If someone can check my attempts below:
A professor has to schedule four different exams in a $31$-day period. No more than one exam can be scheduled in any one day.
(a) In how many ways can he schedule the exams?
Step $1$: Choose the day for exam $1$: $31$ choices
Step $2$: Choose the day for exam $2$: $30$ choices
Step $3$&$4$: Analogous to previous: $29\cdot 28$ choices.
So there are $31\cdot 30 \cdot 29\cdot 28$ ways to schedule the exams.
However, there are $4!$ ways to arrange the exams themselves. So there are $4!\times (31\cdot 30 \cdot 29\cdot 28)$ ways to arrange the exams.
(b) In how many ways can he schedule the exams if there should be at least three days off between any two finals?
Consider the complement where there are either $0,1$ or $2$ days between any two finals.
Case $1$: $0$ days between any two finals
This would mean the tests are on consecutive days. Consider $E_1 E_2 E_3 E_4$ as one unit. There are $8$ choices to place the exams.
(I drew $31$ spaces for the exams and put slashes after every $4$ spaces.)
Case $2$: $1$ days between any two finals
There are $5$ choices to place the exams.
(Using the $31$ spaces for the exams, I put slashes after every $6$ spaces)
Case $3$: $2$ days between any two finals
Using same approach in previous cases, there are $3$ choices of placing the exams.
Considering there are $4!$ ways to arrange the exams themselves. There are $4!\times (8+5+3)=384$ ways to schedule the exams. (BAD CASES)
So, there are $4!\times (31\cdot 30\cdot 29\cdot 28) - 384$ way to schedule the exams such that there are at least three days between any two finals.
Note: I am not sure this attempt is correct. This is how I understood it.
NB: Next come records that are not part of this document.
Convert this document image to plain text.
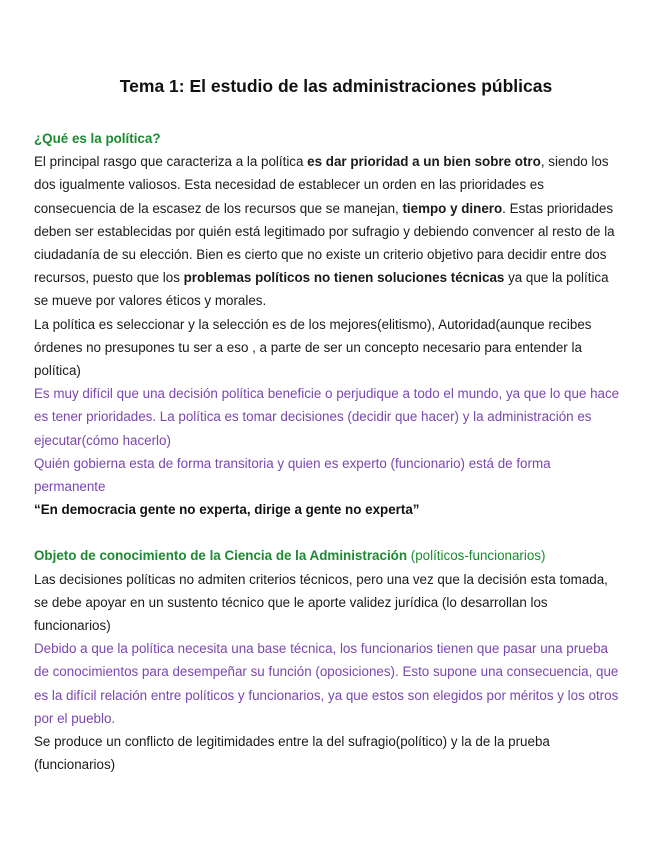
Tema 1: El estudio de las administraciones públicas

¿Qué es la política?

El principal rasgo que caracteriza a la política es dar prioridad a un bien sobre otro, siendo los dos igualmente valiosos. Esta necesidad de establecer un orden en las prioridades es consecuencia de la escasez de los recursos que se manejan, tiempo y dinero. Estas prioridades deben ser establecidas por quién está legitimado por sufragio y debiendo convencer al resto de la ciudadanía de su elección. Bien es cierto que no existe un criterio objetivo para decidir entre dos recursos, puesto que los problemas políticos no tienen soluciones técnicas ya que la política se mueve por valores éticos y morales.

La política es seleccionar y la selección es de los mejores(elitismo), Autoridad(aunque recibes órdenes no presupones tu ser a eso , a parte de ser un concepto necesario para entender la política)

Es muy difícil que una decisión política beneficie o perjudique a todo el mundo, ya que lo que hace es tener prioridades. La política es tomar decisiones (decidir que hacer) y la administración es ejecutar(cómo hacerlo)

Quién gobierna esta de forma transitoria y quien es experto (funcionario) está de forma permanente

“En democracia gente no experta, dirige a gente no experta”

Objeto de conocimiento de la Ciencia de la Administración (políticos-funcionarios)

Las decisiones políticas no admiten criterios técnicos, pero una vez que la decisión esta tomada, se debe apoyar en un sustento técnico que le aporte validez jurídica (lo desarrollan los funcionarios)

Debido a que la política necesita una base técnica, los funcionarios tienen que pasar una prueba de conocimientos para desempeñar su función (oposiciones). Esto supone una consecuencia, que es la difícil relación entre políticos y funcionarios, ya que estos son elegidos por méritos y los otros por el pueblo.

Se produce un conflicto de legitimidades entre la del sufragio(político) y la de la prueba (funcionarios)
For (b): There are $4$ black days $\bullet$, then $9$ compulsory white days $\circ$, and $18$ optional white days $\circ$. The black days and the optional white days can be arranged in ${18+4\choose 4}$ ways. For each such arrangement insert three compulsory white days immediately after each of the three first black days in order to obtain an admissible sequence. Finally attribute a particular exam to each of the black days. It follows that there are $${22\choose4}\cdot 4!=175\,560$$ admissible schedules.